Plouffe also warned against "making too big an assumption" based on focus groups when asked about the Frank Luntz group of undecided voters that received a fair amount of attention this week. "We certainly don't use [focus] groups to make assessments of swing voters," he said. They conduct focus groups, mostly "to hear people talk" about the issues and candidates, but when it comes to identifying "true undecided" voters, their emphasis is on quantitative data, including traditional surveys and data on registration and vote history collected from lists and supplemented with information gleaned through direct voter contact.
I asked about Marc Ambinder's report of the "data" collected by the Obama campaign Monday night that left them with a "high degree of confidence" that Michelle Obama's speech went over well in their 18 target states. Marc had inferred that "the campaign ran several focus groups" Monday might, but I'm skeptical given the logistical challenge of doing traditional focus groups in 18 states in one night. My guess is that they ran some sort of online test, and asked Plouffe if he could add more detail:
That information "will have to be a mystery," enjoying the play on my nomme de Internet. He did say that their efforts to monitor undecided voters features "not through the traditional methods of quantitative and qualitative research. We also have hundreds of thousands of contacts [made] every night."
Much of the briefing covered specifics on the focus on turnout by the Obama campaign and their massive effort to "adjust the electorate" to their benefit. He cited several examples, including Florida where he claimed that roughly 600,000 African Americans that were registered but did not vote in 2004, with more than half of that group coming from African Americans under 40 years of age. "If we just execute on turnout" in Florida, he said, "we're going to be bumping up on our win number." They also believe they can keep states like Virginia and North Carolina competitive if they "blow the doors off turnout."

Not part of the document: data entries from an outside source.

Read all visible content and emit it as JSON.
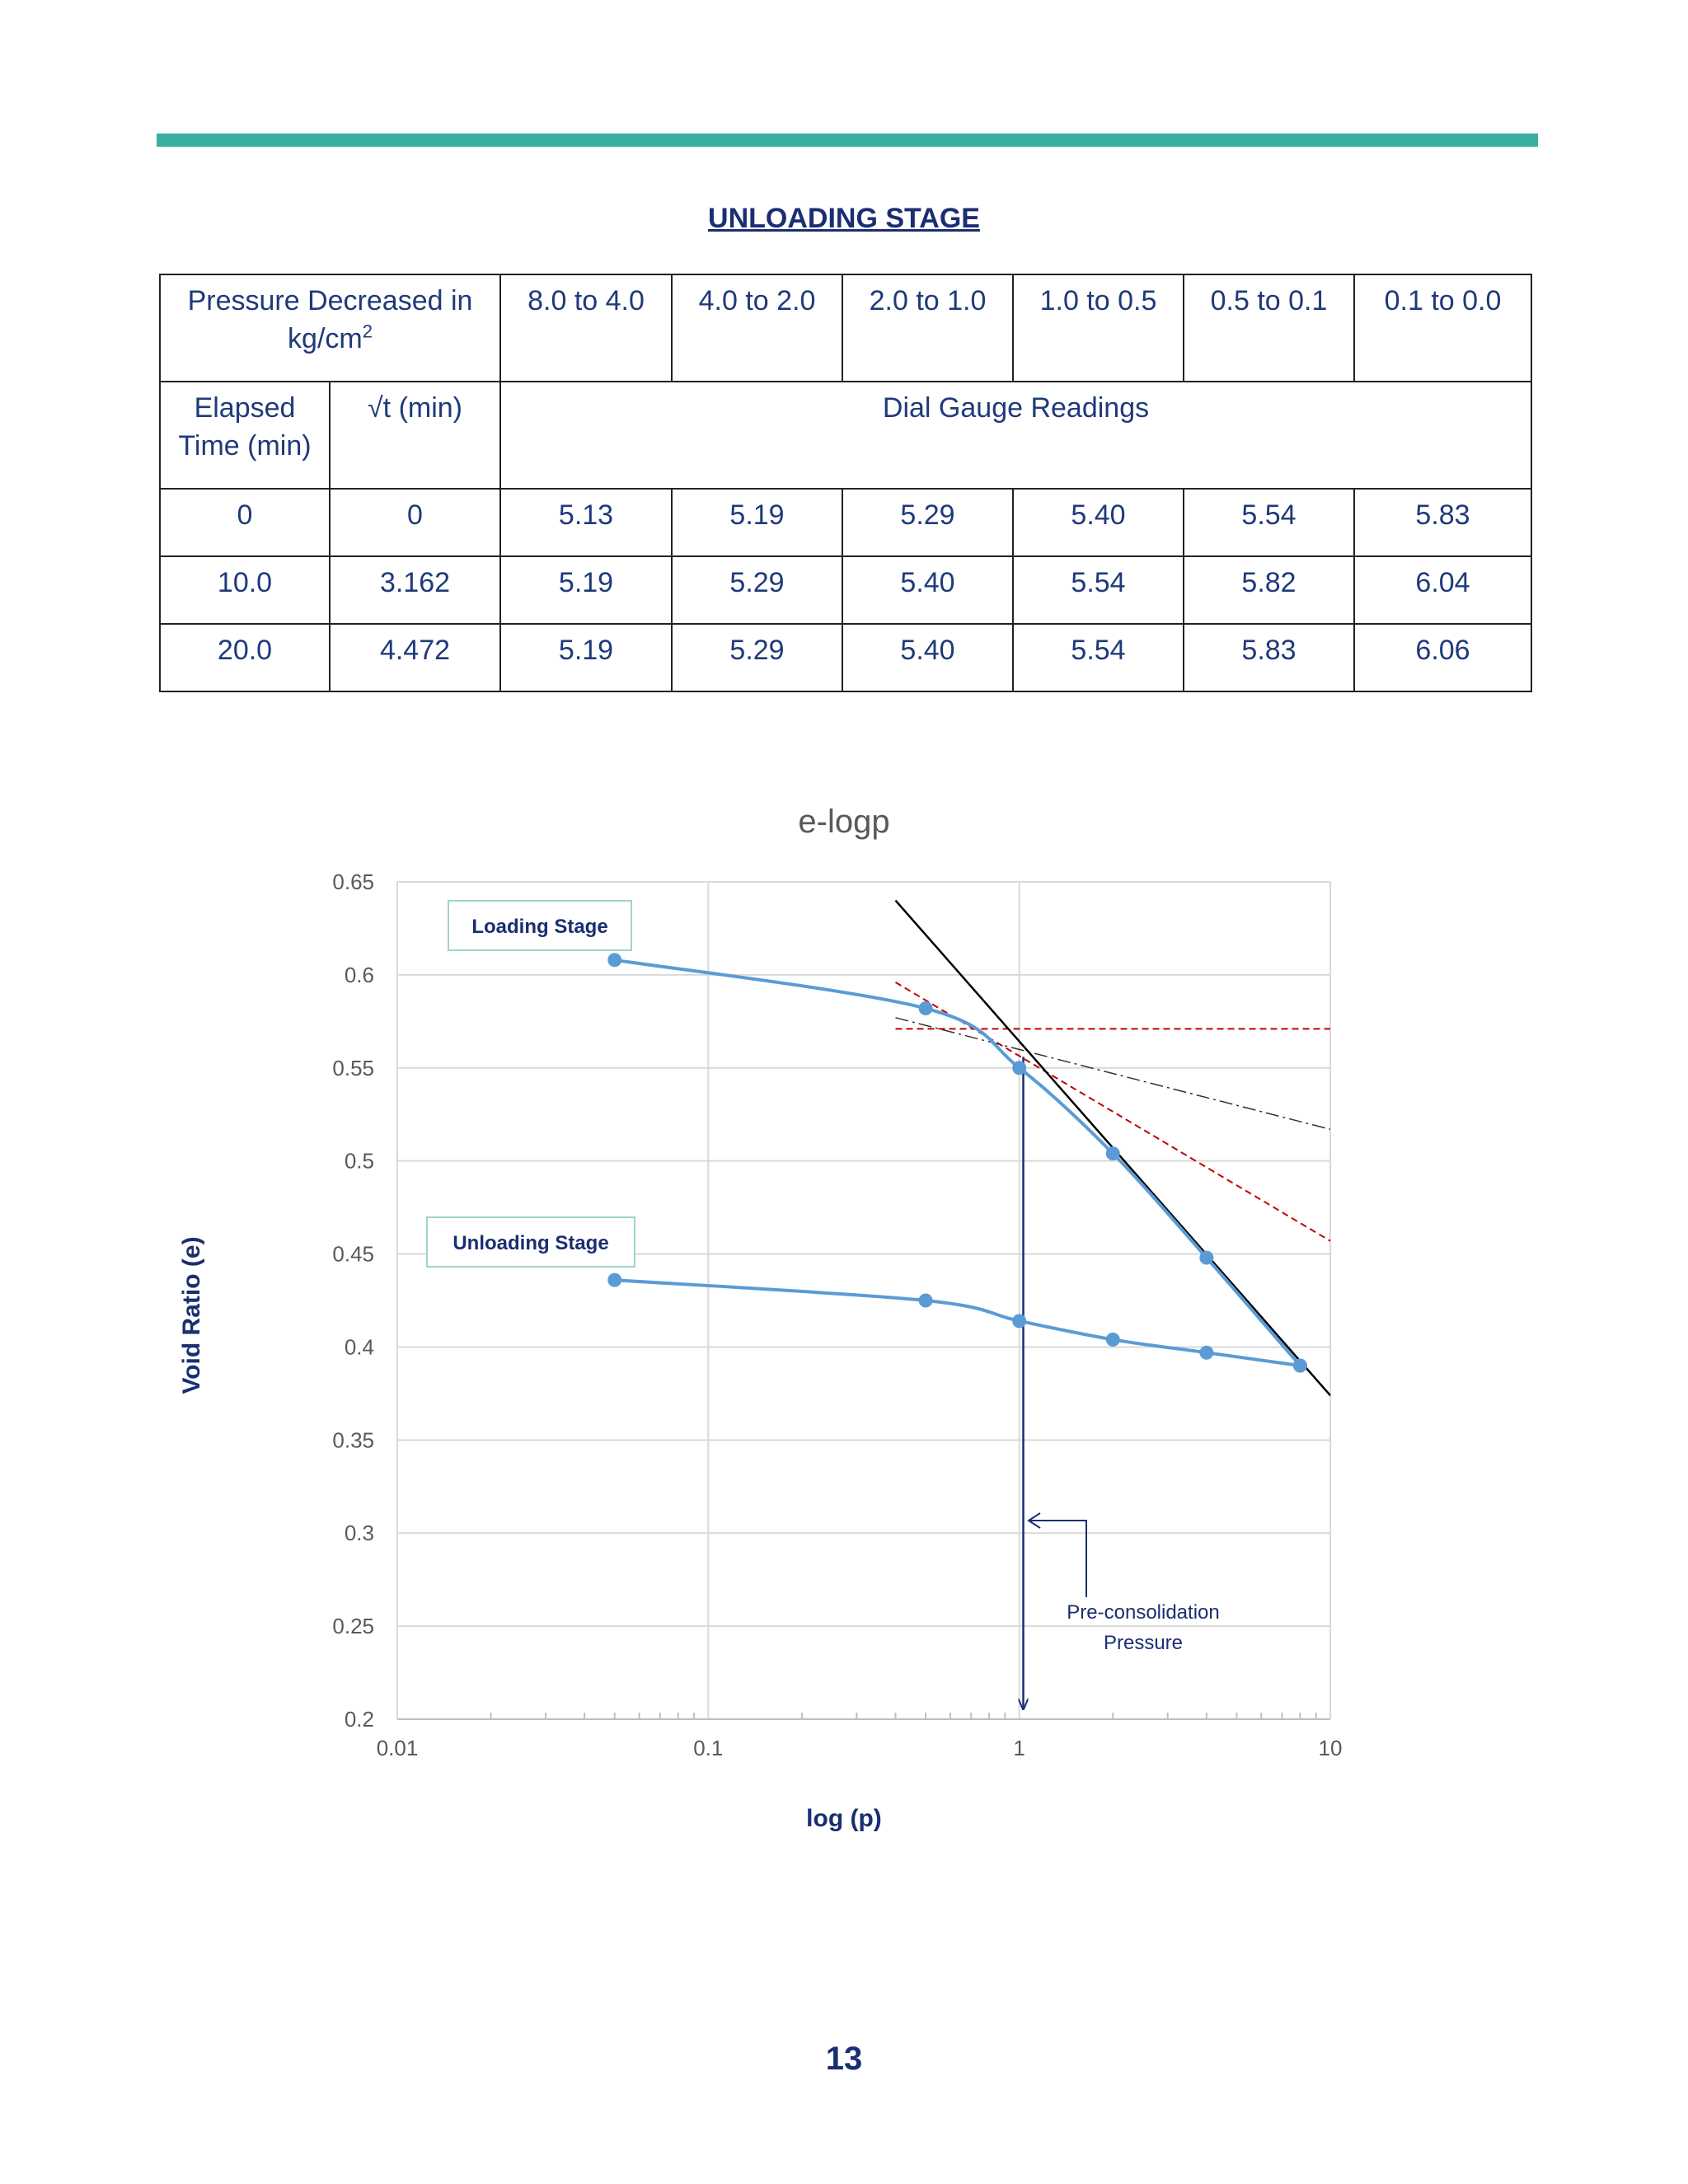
{
  "section_title": "UNLOADING STAGE",
  "table": {
    "header_label": "Pressure Decreased in kg/cm",
    "header_sup": "2",
    "pressure_ranges": [
      "8.0 to 4.0",
      "4.0 to 2.0",
      "2.0 to 1.0",
      "1.0 to 0.5",
      "0.5 to 0.1",
      "0.1 to 0.0"
    ],
    "col_elapsed": "Elapsed Time (min)",
    "col_sqrt": "√t (min)",
    "col_readings": "Dial Gauge Readings",
    "rows": [
      {
        "elapsed": "0",
        "sqrt": "0",
        "readings": [
          "5.13",
          "5.19",
          "5.29",
          "5.40",
          "5.54",
          "5.83"
        ]
      },
      {
        "elapsed": "10.0",
        "sqrt": "3.162",
        "readings": [
          "5.19",
          "5.29",
          "5.40",
          "5.54",
          "5.82",
          "6.04"
        ]
      },
      {
        "elapsed": "20.0",
        "sqrt": "4.472",
        "readings": [
          "5.19",
          "5.29",
          "5.40",
          "5.54",
          "5.83",
          "6.06"
        ]
      }
    ]
  },
  "chart_data": {
    "type": "scatter",
    "title": "e-logp",
    "xlabel": "log (p)",
    "ylabel": "Void Ratio (e)",
    "x_scale": "log",
    "xlim": [
      0.01,
      10
    ],
    "ylim": [
      0.2,
      0.65
    ],
    "x_ticks": [
      "0.01",
      "0.1",
      "1",
      "10"
    ],
    "y_ticks": [
      "0.2",
      "0.25",
      "0.3",
      "0.35",
      "0.4",
      "0.45",
      "0.5",
      "0.55",
      "0.6",
      "0.65"
    ],
    "grid": true,
    "colors": {
      "series": "#5b9bd5",
      "construction": "#000000",
      "tangent": "#c00000",
      "annotation": "#1a2e72",
      "label_border": "#9fd4cf"
    },
    "series": [
      {
        "name": "Loading Stage",
        "x": [
          0.05,
          0.5,
          1,
          2,
          4,
          8
        ],
        "y": [
          0.608,
          0.582,
          0.55,
          0.504,
          0.448,
          0.39
        ]
      },
      {
        "name": "Unloading Stage",
        "x": [
          0.05,
          0.5,
          1,
          2,
          4,
          8
        ],
        "y": [
          0.436,
          0.425,
          0.414,
          0.404,
          0.397,
          0.39
        ]
      }
    ],
    "construction_lines": {
      "virgin_line": {
        "x": [
          0.4,
          10
        ],
        "y": [
          0.64,
          0.374
        ]
      },
      "horizontal": {
        "x": [
          0.4,
          10
        ],
        "y": [
          0.571,
          0.571
        ]
      },
      "tangent": {
        "x": [
          0.4,
          10
        ],
        "y": [
          0.596,
          0.457
        ]
      },
      "bisector": {
        "x": [
          0.4,
          10
        ],
        "y": [
          0.577,
          0.517
        ]
      },
      "preconsolidation_x": 1.03
    },
    "annotations": {
      "loading_label": "Loading Stage",
      "unloading_label": "Unloading Stage",
      "preconsolidation_line1": "Pre-consolidation",
      "preconsolidation_line2": "Pressure"
    }
  },
  "page_number": "13"
}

The briefing included much more that my National Journal and Atlantic Media colleagues will be reporting on later today and this week, and I will try to add links here as they become available. I'm also likely to say more at some point about the Obama campaign's overall approach to research and strategy based on these comments.
Finally, please note that the verbatim quotations above are from my notes. We are hoping to post a full transcript later in the week. [Update/Correction: With a transcript in hand, I have corrected a few minor wording errors. In the original version, I erroneously quoted Dan Pfeiffer describing the Gallup Daily as "the worst thing that's happened in journalism in 20 years" -- he actually said 10 years.]
Update - Here's a quick response via email from Gallup's Frank Newport:
These are the same types
of sentiments that have been expressed since George Gallup's first
presidential polls in 1936. Campaigns like to control the narrative, and don't
like outside intrusion in their story lines. Bottom line: The American
public is vastly interested, and always has been, in where a presidential race
stands during a campaign. Gallup (and others) can help provide a
scientific answer to that question, using careful methodology and deliberate
analysis. Without independent polling, the public would be reliant on
campaign operatives' self-promoting insights on where the race stands, or
on journalists' guesses. And, of course, polling provides a vast
array of insights into the dynamics and currents of a campaign and represents
the voters' views, thoughts, and wishes.
**Update 2: The 18 states that the Obama campaign is focusing on are: Alaska, Colorado, Florida, Georgia, Iowa, Indiana, Michigan, Missouri, Montana, Nevada, New Hampshire, New Mexico, North Carolina, North Dakota, Ohio, Pennsylvania, Wisconsin, and Virginia.